Exhibit 10.46
EXECUTION COPY
AMENDMENT NO. 5 TO CREDIT AGREEMENT
AMENDMENT dated as of January 10, 2000 (the "AMENDMENT") to the Amended
and Restated Credit Agreement dated as of February 28, 1999 and amended as of
May 31, 1999, September 14, 1999, November 15, 1999 and December 10, 1999 (as
amended, the "CREDIT AGREEMENT") among XXXXXXX INDUSTRIES INC. (the "BORROWER"),
the LENDERS party thereto (the "LENDERS") and THE CHASE MANHATTAN BANK, as
Administrative Agent (the "ADMINISTRATIVE AGENT").
W I T N E S S E T H :
WHEREAS, the Borrower has requested that the Lenders agree (i) to amend
certain of the provisions of the Credit Agreement requiring certain reductions
in the Borrowing Base scheduled to occur on January 10, 2000 and (ii) to waive
the Borrower's obligation to comply with certain covenants solely for the period
January 10, 2000 through January 20, 2000; and
WHEREAS, subject to the terms and conditions set forth herein, the
Lenders have agreed to make certain amendments and waivers as provided for
herein;
NOW, THEREFORE, the parties hereto agree as follows:
SECTION 1. DEFINED TERMS; REFERENCES. Unless otherwise specifically
defined herein, each term used herein that is defined in the Credit Agreement
has the meaning assigned to such term in the Credit Agreement. Each reference to
"hereof", "hereunder", "herein" and "hereby" and each other similar reference
and each reference to "this Agreement" and each other similar reference
contained in the Credit Agreement shall, from and after Amendment No. 5
Effective Date (defined below), refer to the Credit Agreement as amended hereby.
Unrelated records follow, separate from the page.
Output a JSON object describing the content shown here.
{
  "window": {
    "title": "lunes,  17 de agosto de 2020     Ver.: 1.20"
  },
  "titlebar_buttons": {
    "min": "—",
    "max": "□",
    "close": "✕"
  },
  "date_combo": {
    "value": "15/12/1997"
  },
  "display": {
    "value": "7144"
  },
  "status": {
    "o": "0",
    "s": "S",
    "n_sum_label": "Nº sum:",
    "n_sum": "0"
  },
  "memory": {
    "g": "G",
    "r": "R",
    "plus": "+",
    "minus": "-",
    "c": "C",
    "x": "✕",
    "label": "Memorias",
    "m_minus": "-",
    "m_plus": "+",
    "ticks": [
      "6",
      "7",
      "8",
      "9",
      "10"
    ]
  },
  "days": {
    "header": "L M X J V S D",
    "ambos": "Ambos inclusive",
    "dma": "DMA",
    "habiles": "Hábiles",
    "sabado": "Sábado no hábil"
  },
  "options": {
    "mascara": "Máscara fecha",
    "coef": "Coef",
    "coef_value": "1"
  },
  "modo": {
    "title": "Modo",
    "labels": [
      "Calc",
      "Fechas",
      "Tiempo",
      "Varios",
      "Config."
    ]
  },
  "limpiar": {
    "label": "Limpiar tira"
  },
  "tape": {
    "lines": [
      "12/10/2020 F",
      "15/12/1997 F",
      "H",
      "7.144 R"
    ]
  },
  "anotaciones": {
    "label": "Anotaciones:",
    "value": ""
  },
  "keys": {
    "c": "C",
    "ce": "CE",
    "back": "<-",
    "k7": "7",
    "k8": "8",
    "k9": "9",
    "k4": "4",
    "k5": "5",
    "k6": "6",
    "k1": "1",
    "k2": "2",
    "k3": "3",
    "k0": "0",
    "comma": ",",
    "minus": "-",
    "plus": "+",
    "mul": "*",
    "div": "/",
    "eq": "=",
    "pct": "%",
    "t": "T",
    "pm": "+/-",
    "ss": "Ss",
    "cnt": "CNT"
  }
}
SECTION 2. SECTION 1.01. Section 1.01 of the Credit Agreement is
amended:
(a) by amending the definition of "BORROWING BASE" to read in its
entirety as follows:
"BORROWING BASE" means, at any date, the amount of the Borrowing
Base as of the date of the Borrowing Base Certificate then most
recently delivered by the Borrower pursuant to Section 5.01(l) (the
"BORROWING BASE
DATE"), determined by calculating the sum of (i) 85% of the aggregate
amount of Eligible Receivables at the Borrowing Base Date PLUS (ii)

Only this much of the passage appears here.